Scheduled to return in August 2021, the tournament has a rich history of showcasing some of the world’s most talented young baseball players to ever play the game.
While many grow up and move on from sports, 54 players have pursued their love for baseball and followed a path from the LLWS to MLB. Here are 5 little league superstars who eventually turned pro.
Before he made a name for himself smashing 509 home runs over 20 MLB seasons, Gary Sheffield helped his Belmont Heights team from Tampa Bay, Florida, reach the 1980 Little League World Series championship game against Chinese Taipei.
Sheffield, who pitched for his little league team, remembers watching the Taiwan players take batting practice. “They were hitting balls farther than I had ever seen,” he recalled. While Taiwan would go on to defeat Belmont Heights 4-3, Sheffield went on to have a successful career in Major League Baseball.

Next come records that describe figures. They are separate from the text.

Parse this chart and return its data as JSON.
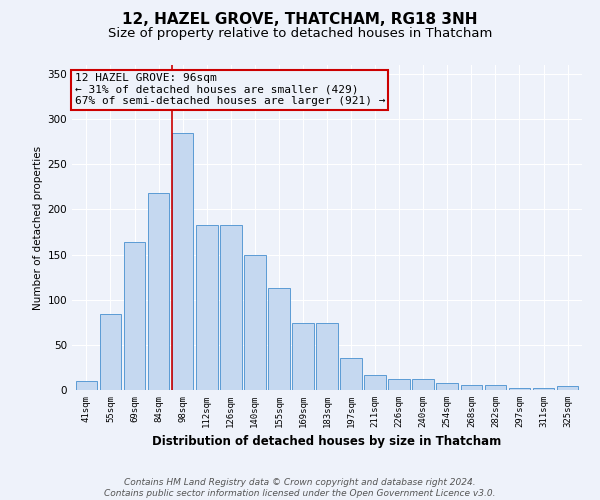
{
  "title": "12, HAZEL GROVE, THATCHAM, RG18 3NH",
  "subtitle": "Size of property relative to detached houses in Thatcham",
  "xlabel": "Distribution of detached houses by size in Thatcham",
  "ylabel": "Number of detached properties",
  "categories": [
    "41sqm",
    "55sqm",
    "69sqm",
    "84sqm",
    "98sqm",
    "112sqm",
    "126sqm",
    "140sqm",
    "155sqm",
    "169sqm",
    "183sqm",
    "197sqm",
    "211sqm",
    "226sqm",
    "240sqm",
    "254sqm",
    "268sqm",
    "282sqm",
    "297sqm",
    "311sqm",
    "325sqm"
  ],
  "values": [
    10,
    84,
    164,
    218,
    285,
    183,
    183,
    149,
    113,
    74,
    74,
    35,
    17,
    12,
    12,
    8,
    5,
    5,
    2,
    2,
    4
  ],
  "bar_color": "#c5d8f0",
  "bar_edge_color": "#5b9bd5",
  "property_line_color": "#cc0000",
  "annotation_text": "12 HAZEL GROVE: 96sqm\n← 31% of detached houses are smaller (429)\n67% of semi-detached houses are larger (921) →",
  "annotation_box_color": "#cc0000",
  "ylim": [
    0,
    360
  ],
  "yticks": [
    0,
    50,
    100,
    150,
    200,
    250,
    300,
    350
  ],
  "footer": "Contains HM Land Registry data © Crown copyright and database right 2024.\nContains public sector information licensed under the Open Government Licence v3.0.",
  "background_color": "#eef2fa",
  "grid_color": "#ffffff",
  "title_fontsize": 11,
  "subtitle_fontsize": 9.5,
  "annotation_fontsize": 8,
  "footer_fontsize": 6.5
}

Prior to helping the Boston Red Sox break the Curse of the Bambino by winning the 2004 World Series, former catcher Jason Varitek played shortstop, first base, and catcher for the Altamonte Springs, Florida, Little League team in 1984.
Varitek led his team to the Little League championship game where they lost to Seoul, South Korea 6-2. Following his LLWS stint, Varitek went on to reach the College World Series title game with the Georgia Tech Yellow Jackets. He is one of only two people in history to play in the LLWS, CWS, and MLB World Series.
Before capturing the 2017 NL Rookie of the Year award, L.A. Dodgers first baseman and outfielder Cody Bellinger participated in the Little League World Series in 2007.
The 11-year-old Manny Ramirez fan led his team from Chandler, Arizona, to the United States final, where they lost to Georgia. During a tournament game against Maryland, Bellinger went 3-for-3 with a home run and two singles.
Before finding success with the Baltimore Orioles from 2013-2016, second baseman Jonathan Schoop was instrumental in bringing a Little League World Series title home to the island country of Curaçao.
Starting the game at shortstop and batting third, Schoop went 2-for-3 with an RBI before moving to the mound to record the final two outs. Curaçao won the LLWS title over Thousand Oaks, California, 5-2.
Schoop, who’s been injured and bounced around from team to team over the last four seasons, said his time in the LLWS “was the best experience of my life.”
Before current free agent infielder Todd Frazier debuted for the Cincinnati Reds in 2011, he led his Little League team from Toms River, New Jersey, to the 1998 Little League World Series.
Not only did his squad defeat their opponent from Japan to win the 52nd LLWS 12-9, Frazier had one of the greatest performances in tournament history. He went 4-for-4 with a lead-off home run and was also the winning pitcher.